中国語の様態補語
2020/9/30
「他说得很清楚」は「彼ははっきり話す」という意味の様態補語を使った文です。一見、可能補語の「はっきり言うことができる」のように見えますが、可能補語は「動詞+得+補語」の補語に副詞「很」を置くことはできません。
この様態補語は、動作の可能不可能ではなく、状態を説明しています。
今回は「中国語の補語」でまとめた補語の種類と使い分け方、目的語の位置、否定・疑問の文型の中でも、容態補語の詳細をまとめてみました。
様態補語
動詞・形容詞の後に置いて動作の状況を説明したり、状態を具体的に説明する補語を様態補語と言います。
様態補語は「得+補語」を動詞または形容詞の後に置き、動詞+得+補語の形を取ります。
補語には、形容詞の他に介詞フレーズや主述フレーズを置くことができます。
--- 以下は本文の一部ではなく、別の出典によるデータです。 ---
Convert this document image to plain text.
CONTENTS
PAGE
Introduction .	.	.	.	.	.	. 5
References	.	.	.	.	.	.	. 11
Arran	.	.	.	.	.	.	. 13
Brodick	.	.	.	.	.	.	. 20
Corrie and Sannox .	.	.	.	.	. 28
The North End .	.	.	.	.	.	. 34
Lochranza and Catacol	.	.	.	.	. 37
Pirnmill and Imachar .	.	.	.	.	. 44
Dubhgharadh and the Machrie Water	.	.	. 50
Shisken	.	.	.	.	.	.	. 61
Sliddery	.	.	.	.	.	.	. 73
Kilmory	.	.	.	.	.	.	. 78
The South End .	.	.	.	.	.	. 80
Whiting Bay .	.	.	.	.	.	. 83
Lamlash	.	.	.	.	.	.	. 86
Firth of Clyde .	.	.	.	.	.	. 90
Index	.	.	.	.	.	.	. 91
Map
形容詞の様態補語では、動詞や介詞フレーズを置きます。
例えば「我忙得连吃饭的时间也没有(私は仕事が忙しくてご飯を食べる時間さえない)」です。ただし、「彼は仕事が忙しい」のように動作の状態や具体的な状態を表さない場合は「他工作很忙」と様態補語は使わないことに注意が必要です。
様態補語の目的語
様態補語を伴う動詞が目的語を持つ場合、動詞+目的語の後に動詞+様態補語を繰り返して動詞+目的語+動詞+得+補語の形をとります。
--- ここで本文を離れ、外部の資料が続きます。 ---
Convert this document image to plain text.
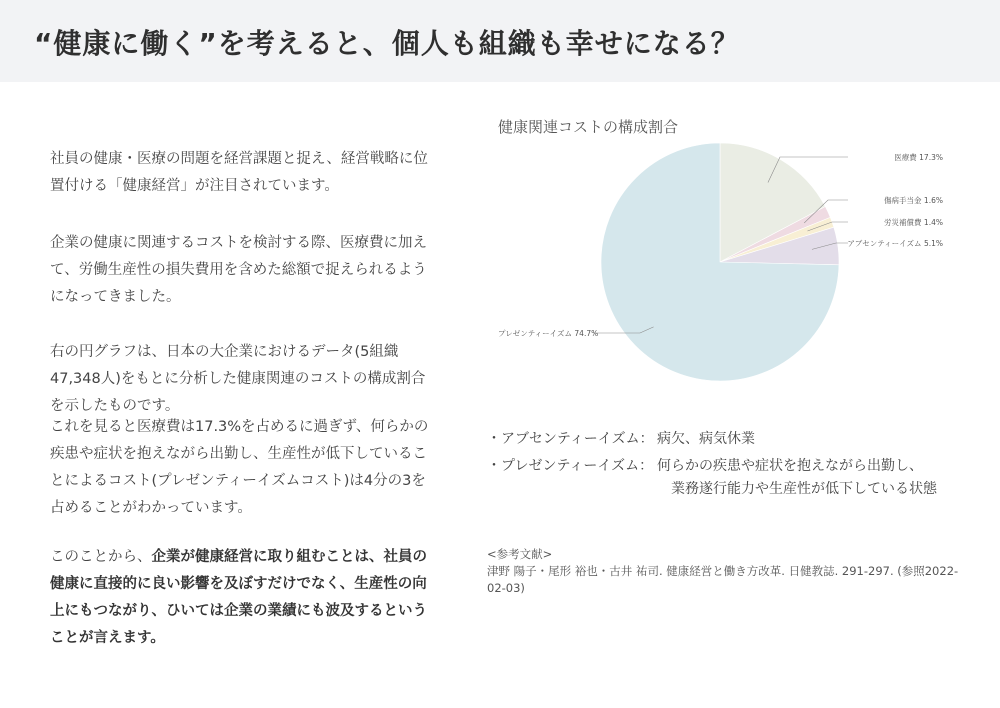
“健康に働く”を考えると、個人も組織も幸せになる？

社員の健康・医療の問題を経営課題と捉え、経営戦略に位置付ける「健康経営」が注目されています。

企業の健康に関連するコストを検討する際、医療費に加えて、労働生産性の損失費用を含めた総額で捉えられるようになってきました。

右の円グラフは、日本の大企業におけるデータ(5組織47,348人)をもとに分析した健康関連のコストの構成割合を示したものです。

これを見ると医療費は17.3%を占めるに過ぎず、何らかの疾患や症状を抱えながら出勤し、生産性が低下していることによるコスト(プレゼンティーイズムコスト)は4分の3を占めることがわかっています。

このことから、企業が健康経営に取り組むことは、社員の健康に直接的に良い影響を及ぼすだけでなく、生産性の向上にもつながり、ひいては企業の業績にも波及するということが言えます。

健康関連コストの構成割合
医療費 17.3%
傷病手当金 1.6%
労災補償費 1.4%
アブセンティーイズム 5.1%
プレゼンティーイズム 74.7%
・アブセンティーイズム： 病欠、病気休業
・プレゼンティーイズム： 何らかの疾患や症状を抱えながら出勤し、
業務遂行能力や生産性が低下している状態
<参考文献>
津野 陽子・尾形 裕也・古井 祐司. 健康経営と働き方改革. 日健教誌. 291-297. (参照2022-02-03)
補語の前後に目的語を置くことはできません。動詞の繰り返しは、量詞(時間や回数)を使った場合の「主語+動詞+目的語+動詞+時間/回数」と同様です。
このとき、目的語の前の動詞は省略可能です。
動詞+目的語+動詞+得+補語
目的語+動詞+得+補語
様態補語の否定文
様態補語の否定は補語の前に「不」を付けます。
「得」を「不」に替える可能補語とは異なります。
動詞+得+不+補語
様態補語の疑問文
動詞+様態補語の文の疑問形は「吗」を文末に置きます。
または、動詞+得の後に補語の肯定と否定を並べた反復疑問文を用います。動詞+得+補語+不+補語となり、可能補語のように動詞は繰り返しません。
動詞+得+補語+吗?
動詞+得+補語+不+補語?
この他に、疑問視「怎么样」を使って動作の様子・評価を尋ねることも可能です。
動詞+得+怎么样?
得と地の違い
「彼は非常に流暢に中国語を話す」と言いたい場合、「他说汉语说得非常流利」のように様態補語を使います。
一方、「彼は非常にまじめに中国語を勉強している」と言いたい場合は「他非常认真地学习中文」のように、「~+地de+動詞」の形で動詞を修飾するのが一般的です。
「~+地+動詞」も「動詞+得+~」と同じように、動詞、形容詞、主述フレーズ、介詞フレーズを~の部分に置いて動詞を詳しく説明します。
「動詞+得+~」の様態補語は、動作の結果、動作や状態の描写、話し手からの動作の評価を表す場合に使用されます。
例えば「他感动得说不出话来(彼は感動して言葉が出なかった)」「他看电视看得很入迷(彼は夢中になってテレビを見ている)」「他说的很慢(彼はゆっくり話す)」です。
この様態補語は、動作主の感情を表す場合には使用できません。この場合は「~+地+動詞」を使用して動詞を修飾します。
例えば「他感动地说(彼は感動して言う)」は、様態補語に書き換えることはできません。
様態補語の例
様態補語は、方向補語・結果補語・可能補語と比較して補語になれる種類が多く、主述フレーズのような文も補語になるため、一見ややこしく感じてしまいます。
そこでよく使用される様態補語の例を下の表にまとめました。
動詞+得+補語
補語 | 例 |
---|---|
形容詞 | 他(起床)起得早 |
副詞+形容詞 | 他跳舞跳得很好 |
介詞フレーズ | 她说日语说得跟日本人一样好 |
主述フレーズ | 我跑得满身都是汗 |
形容詞+得+補語
補語 | 例 |
---|---|
動詞+(目的語) | 他累得不想吃饭 |
介詞フレーズ | 我忙得连吃饭的时间也没有 |
まとめ
以上、様態補語の使い方と「~+地+動詞」と「動詞+得+~」の違い、よく使用される様態補語の例をまとめてみました。
様態補語は一見可能補語のように見えたり、補語に文(主述フレーズ)を置くことができたり、動作主の感情には使用できなかったり、難しく感じてしまいます。
同じように苦手意識を持っている方の参考になれば幸いです。